Aile, Beritan hakkında açılan davalar nedeniyle de endişeli. Çünkü yargılandığı son davadan dolayı ceza aldı Beritan.
Beritan’ın 2014-2015 yıllarında sosyal medya hesabında yaptığı iddia edilen paylaşımlar ile kendisine ait olmayan “Beritan Sarya” isimli iki ayrı Twitter hesabından yapılan paylaşımlar gerekçe gösterilerek “zincirleme şekilde örgüt propagandası yapmak” suçlamasıyla yargılandığı davanın dördüncü duruşmasında, 1 yıl 10 ay 15 gün hapis cezasına çarptırdı. 2020 yılında yaptığı iddia edilen paylaşımları gerekçe gösteren mahkeme, Beritan’ı “örgüt propagandası yapmak” suçundan ayrıca 1 yıl 3 ay hapis cezasına çarptırdı. Mahkeme, Beritan’ın daha önce aynı suçlama ile yargılanarak ceza almasını gerekçe göstererek verdiği cezayı ertelemedi.

Beritan, “Aslında attığım tweetler ortada. Ben gözaltındayken de Beritan Sarya hesabından tweetler atılıyordu. Suç unsuru buldukları tweetlerin bana ait olmadığını biliyorlar” diyor aldığı cezayla ilgili konuşurken. Dava süreci istinafta ve Beritan kararın burada bozulacağına inanıyor.

DAYANIŞMANIN VERDİĞİ MORAL

Hakkında açılan davaları konuşurken, gülerek, “O kadar çok dosya okumak zorunda kaldım ki bir avukat kadar hukuk bilgim oldu” diyor Beritan.

Mesleğin güçlüklerini ve mesleki dayanışmalar hakkında ise şunları söylüyor Beritan: “Gazeteciliğe başladığım daha ilk zamanlarda mesleğimizin kolay olmadığını fark etmiştim. Ancak bölgede gazetecilik yapmanın daha zor olduğunu söylemeliyim. Gazeteci, kadın ve Kürt olmak Türkiye’de çok zor. Bu nedenle ilk gözaltına alındığımda meslektaşlarımın gösterdiği dayanışma çok değerliydi.

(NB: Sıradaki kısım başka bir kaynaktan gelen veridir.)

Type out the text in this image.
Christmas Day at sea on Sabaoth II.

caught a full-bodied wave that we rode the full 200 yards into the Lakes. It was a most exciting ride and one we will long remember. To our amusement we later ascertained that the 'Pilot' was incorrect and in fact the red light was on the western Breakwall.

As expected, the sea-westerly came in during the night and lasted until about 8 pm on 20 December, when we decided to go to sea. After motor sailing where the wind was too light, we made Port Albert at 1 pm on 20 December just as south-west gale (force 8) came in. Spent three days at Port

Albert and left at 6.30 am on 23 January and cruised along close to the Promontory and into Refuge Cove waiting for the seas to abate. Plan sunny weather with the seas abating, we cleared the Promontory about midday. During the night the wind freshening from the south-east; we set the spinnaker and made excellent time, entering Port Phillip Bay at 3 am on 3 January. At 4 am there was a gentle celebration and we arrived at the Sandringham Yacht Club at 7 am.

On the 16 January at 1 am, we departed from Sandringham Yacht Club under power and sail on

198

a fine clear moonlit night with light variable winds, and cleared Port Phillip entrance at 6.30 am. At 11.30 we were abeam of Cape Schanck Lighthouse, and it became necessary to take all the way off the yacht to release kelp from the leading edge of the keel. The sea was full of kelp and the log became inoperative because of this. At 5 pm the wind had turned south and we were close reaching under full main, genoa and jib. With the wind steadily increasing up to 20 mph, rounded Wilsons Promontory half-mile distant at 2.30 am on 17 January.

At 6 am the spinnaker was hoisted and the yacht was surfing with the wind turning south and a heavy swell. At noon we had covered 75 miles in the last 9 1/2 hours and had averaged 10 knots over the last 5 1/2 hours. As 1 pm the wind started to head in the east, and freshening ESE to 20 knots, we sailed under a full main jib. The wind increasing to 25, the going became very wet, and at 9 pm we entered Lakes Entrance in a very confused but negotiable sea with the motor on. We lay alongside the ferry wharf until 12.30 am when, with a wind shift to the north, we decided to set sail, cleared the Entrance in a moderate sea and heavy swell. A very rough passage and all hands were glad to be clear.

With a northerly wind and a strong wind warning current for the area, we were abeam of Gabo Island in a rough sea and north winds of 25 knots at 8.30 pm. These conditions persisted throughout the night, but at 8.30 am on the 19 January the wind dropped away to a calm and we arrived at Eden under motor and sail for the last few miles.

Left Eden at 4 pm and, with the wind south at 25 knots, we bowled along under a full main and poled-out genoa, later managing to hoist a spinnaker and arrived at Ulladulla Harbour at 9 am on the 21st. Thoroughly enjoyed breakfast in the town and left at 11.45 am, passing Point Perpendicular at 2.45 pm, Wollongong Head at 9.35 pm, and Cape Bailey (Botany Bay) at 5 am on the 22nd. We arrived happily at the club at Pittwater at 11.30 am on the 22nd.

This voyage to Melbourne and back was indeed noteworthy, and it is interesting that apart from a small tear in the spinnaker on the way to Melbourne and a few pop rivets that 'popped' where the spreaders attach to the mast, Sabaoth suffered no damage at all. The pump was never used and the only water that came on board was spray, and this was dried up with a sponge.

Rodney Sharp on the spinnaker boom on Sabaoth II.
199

Haber nöbeti için birçok gazeteci Diyarbakır’a gelmiş, buradan haber yapmışlardı mesela. Elbette bir iki gün sonra döneceklerini biliyorduk ancak buraya kadar gelmeleri, arkadaşlarımızla habere çıkmaları yalnız olmadığımızı hissettirmişti. Şimdi de benzer dayanışma eylemlerine ihtiyacımız var. Çünkü Haziran ayında Diyarbakır’da çalışan 16 meslektaşımız tutuklandı ve hâlâ haklarında bir iddianame hazırlanmadı. Ardından birkaç ilde yeni bir operasyon yapıldı ve yine meslektaşlarımız tutuklandı. Buna güçlü bir şekilde karşı çıkmak gerekiyor. Meslek örgütleri ve kamuoyu tarafından bilinen gazeteciler bu keyfi tutuklamalara karşı tepkilerini göstermeli. İstanbul’da da gazetecilik yapmak kolay değil, biliyorum. Ama Kürt gazetecilere özel bir yönelim olduğunu, onları çalışamaz hale getirmeye çalıştıklarını da görmemiz gerekiyor.”

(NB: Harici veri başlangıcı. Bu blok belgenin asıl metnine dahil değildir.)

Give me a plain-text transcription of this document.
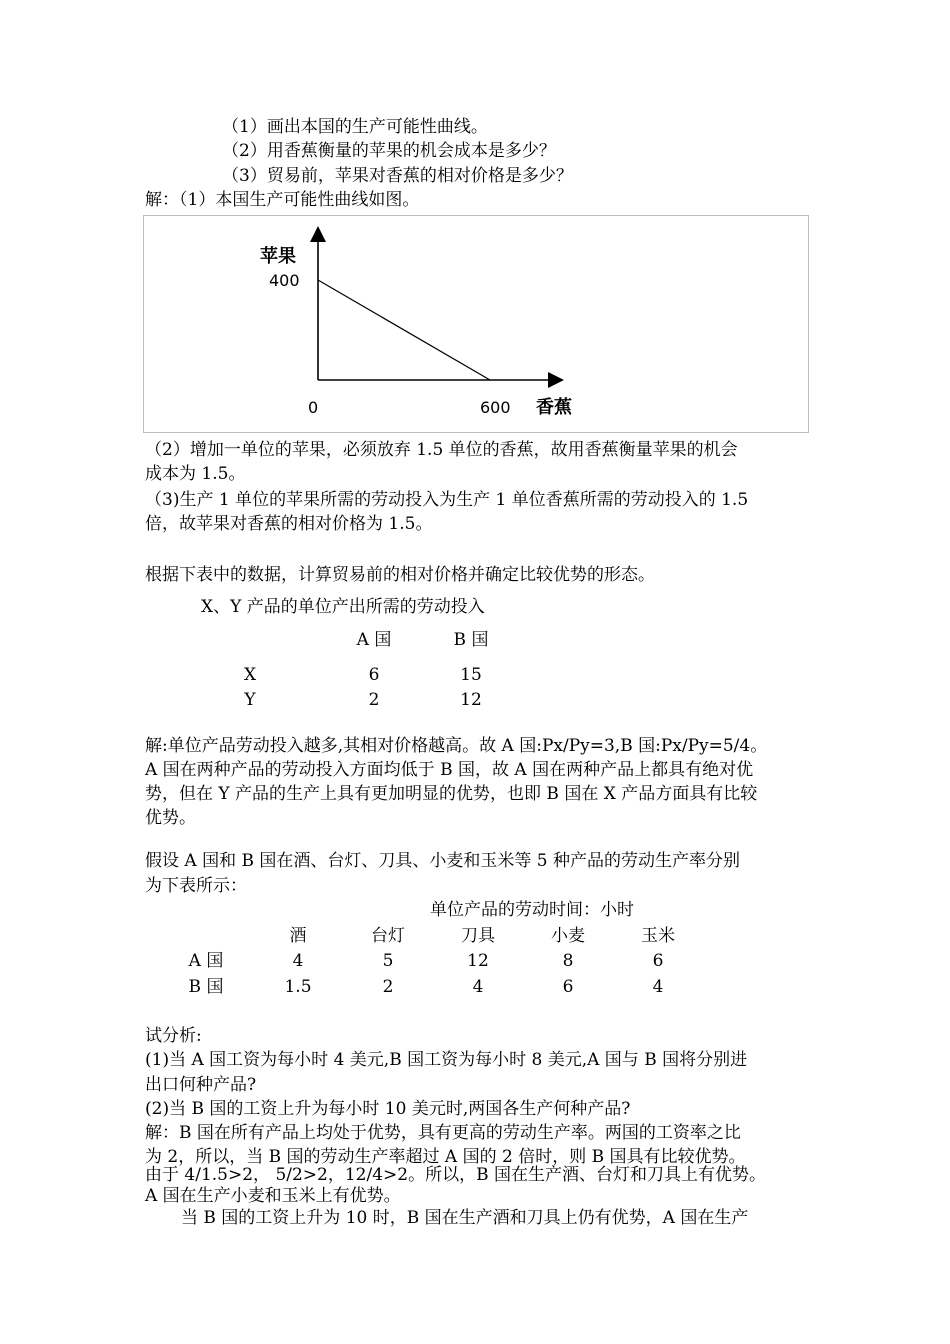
（1）画出本国的生产可能性曲线。
（2）用香蕉衡量的苹果的机会成本是多少？
（3）贸易前，苹果对香蕉的相对价格是多少？
解：（1）本国生产可能性曲线如图。
苹果
400
0	600 香蕉
（2）增加一单位的苹果，必须放弃 1.5 单位的香蕉，故用香蕉衡量苹果的机会
成本为 1.5。
（3)生产 1 单位的苹果所需的劳动投入为生产 1 单位香蕉所需的劳动投入的 1.5
倍，故苹果对香蕉的相对价格为 1.5。
根据下表中的数据，计算贸易前的相对价格并确定比较优势的形态。
X、Y 产品的单位产出所需的劳动投入
A 国	B 国
X	6	15
Y	2	12
解:单位产品劳动投入越多,其相对价格越高。故 A 国:Px/Py=3,B 国:Px/Py=5/4。
A 国在两种产品的劳动投入方面均低于 B 国，故 A 国在两种产品上都具有绝对优
势，但在 Y 产品的生产上具有更加明显的优势，也即 B 国在 X 产品方面具有比较
优势。
假设 A 国和 B 国在酒、台灯、刀具、小麦和玉米等 5 种产品的劳动生产率分别
为下表所示：
单位产品的劳动时间：小时
酒	台灯	刀具	小麦	玉米
A 国	4	5	12	8	6
B 国	1.5	2	4	6	4
试分析:
(1)当 A 国工资为每小时 4 美元,B 国工资为每小时 8 美元,A 国与 B 国将分别进
出口何种产品?
(2)当 B 国的工资上升为每小时 10 美元时,两国各生产何种产品?
解：B 国在所有产品上均处于优势，具有更高的劳动生产率。两国的工资率之比
为 2，所以，当 B 国的劳动生产率超过 A 国的 2 倍时，则 B 国具有比较优势。
由于 4/1.5>2， 5/2>2，12/4>2。所以，B 国在生产酒、台灯和刀具上有优势。
A 国在生产小麦和玉米上有优势。
当 B 国的工资上升为 10 时，B 国在生产酒和刀具上仍有优势，A 国在生产
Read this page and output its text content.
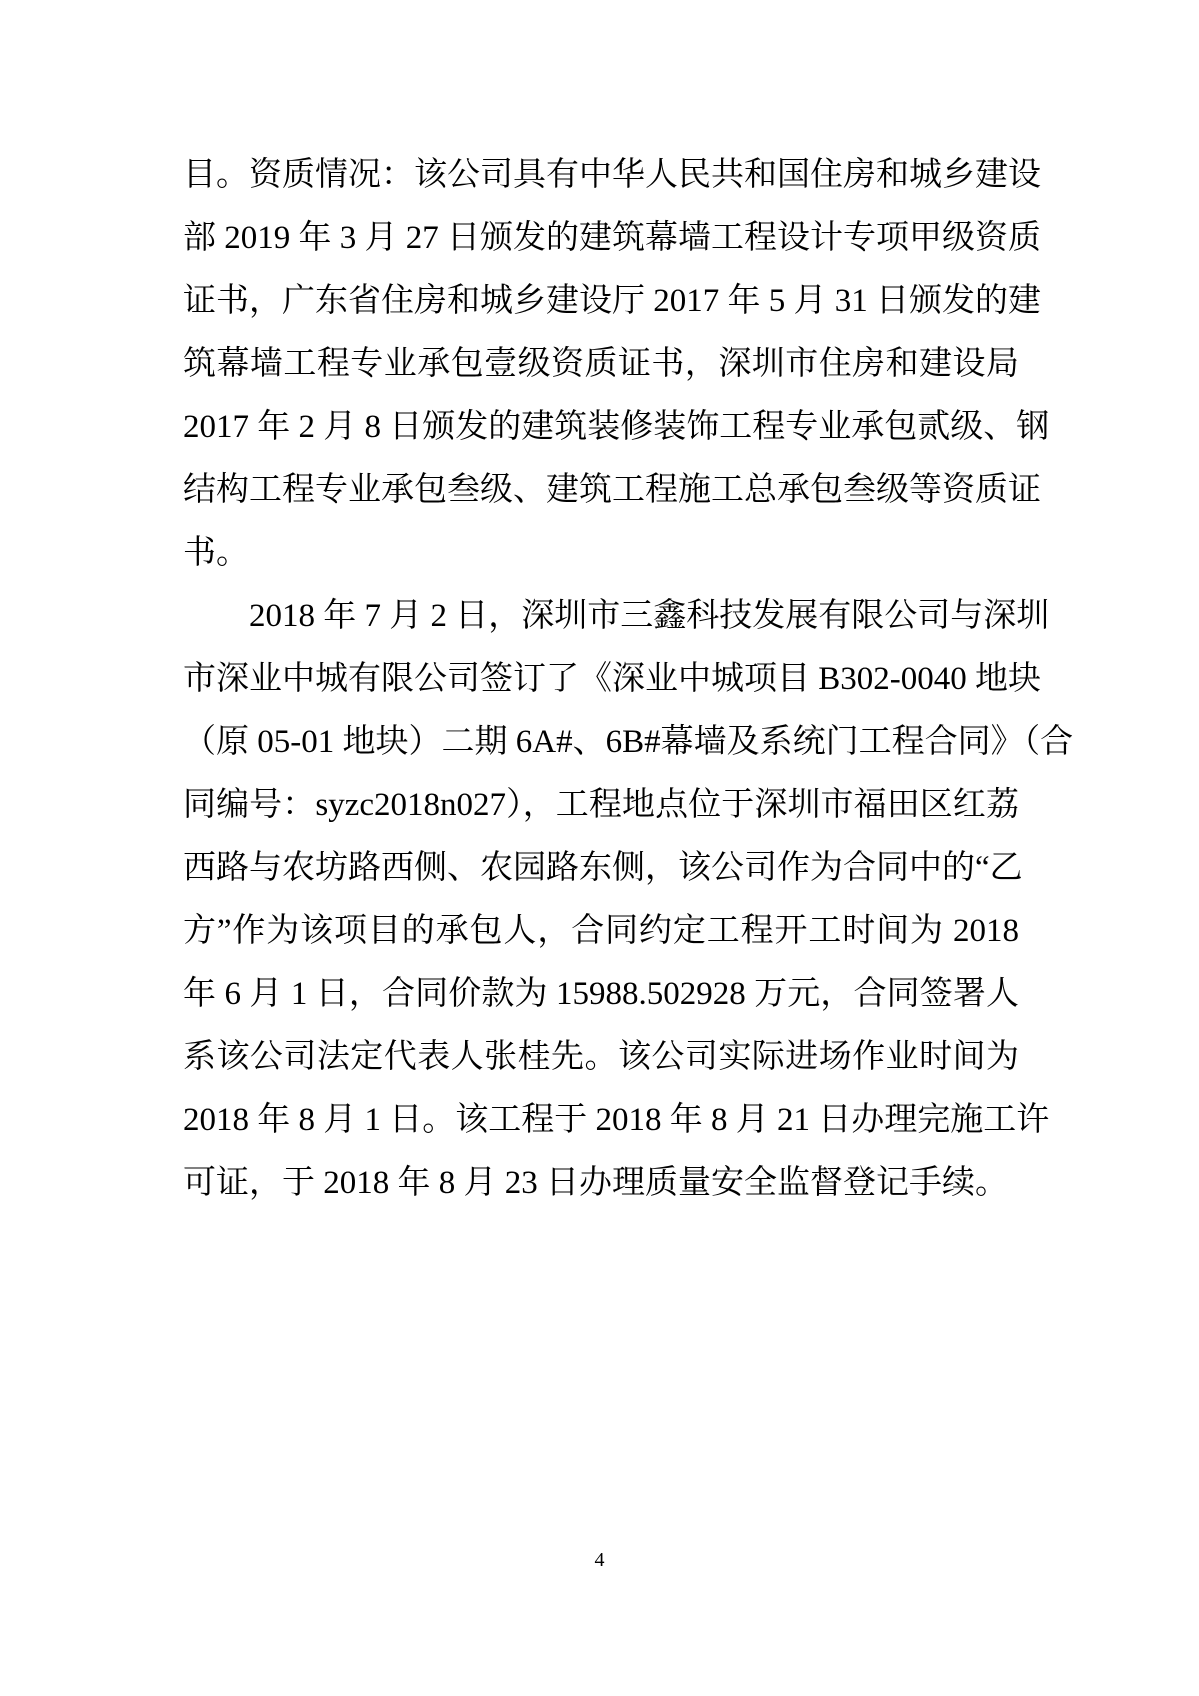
目。资质情况：该公司具有中华人民共和国住房和城乡建设
部 2019 年 3 月 27 日颁发的建筑幕墙工程设计专项甲级资质
证书，广东省住房和城乡建设厅 2017 年 5 月 31 日颁发的建
筑幕墙工程专业承包壹级资质证书，深圳市住房和建设局
2017 年 2 月 8 日颁发的建筑装修装饰工程专业承包贰级、钢
结构工程专业承包叁级、建筑工程施工总承包叁级等资质证
书。
2018 年 7 月 2 日，深圳市三鑫科技发展有限公司与深圳
市深业中城有限公司签订了《深业中城项目 B302-0040 地块
（原 05-01 地块）二期 6A#、6B#幕墙及系统门工程合同》（合
同编号：syzc2018n027），工程地点位于深圳市福田区红荔
西路与农坊路西侧、农园路东侧，该公司作为合同中的“乙
方”作为该项目的承包人，合同约定工程开工时间为 2018
年 6 月 1 日，合同价款为 15988.502928 万元，合同签署人
系该公司法定代表人张桂先。该公司实际进场作业时间为
2018 年 8 月 1 日。该工程于 2018 年 8 月 21 日办理完施工许
可证，于 2018 年 8 月 23 日办理质量安全监督登记手续。
4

‘GAZETECİLİKTEN BAŞKA BİR İŞ YAPAMAM’

Beritan çocuk yaşta başladı gazeteciliğe ve şimdi birçok sıkıntının üstesinden gelerek önemli haberlere imza atmış bir genç kadın gazeteci. Heyecanlı diye gözaltına alınmış olsa da heyecanını kaybetmemiş, şimdilerde editörlük yapıyor olsa da aklı sokaktaki haberlerde.

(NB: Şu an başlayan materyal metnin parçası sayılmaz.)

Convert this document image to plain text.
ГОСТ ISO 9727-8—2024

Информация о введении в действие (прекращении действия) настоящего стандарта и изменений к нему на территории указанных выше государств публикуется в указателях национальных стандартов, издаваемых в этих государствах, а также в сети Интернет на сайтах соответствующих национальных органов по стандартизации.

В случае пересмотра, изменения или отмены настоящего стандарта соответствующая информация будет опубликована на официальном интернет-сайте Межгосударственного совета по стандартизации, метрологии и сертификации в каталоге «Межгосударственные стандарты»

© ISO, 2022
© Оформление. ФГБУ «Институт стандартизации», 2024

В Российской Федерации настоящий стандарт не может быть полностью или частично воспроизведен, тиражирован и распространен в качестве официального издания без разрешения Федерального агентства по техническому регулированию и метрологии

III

Konu yeniden Beritan’ın heyecanına geliyor. Bu sefer çok uzatmadan, “İnsan heyecanını kaybederse işini yapamaz ki” diyor Beritan.

“Mesela bankada ya da başka bir kurumda memur olmak bana göre değil” diyen Beritan, “Gazetecilik farklı bir meslek, her banka memuru da bu işi yapamaz” diyor.

Çocuk yaşta başladığı gazeteciliğe duyduğu sevginin bir iş sahibi olmakla ya da sadece bir görev duygusuyla tarif edilemeyeceğini de sözlerine ekleyen Beritan, son olarak şunu söyledi: “90 yaşıma da gelsem gazetecilik yapacağım, yeter ki elim ayağım tutsun.”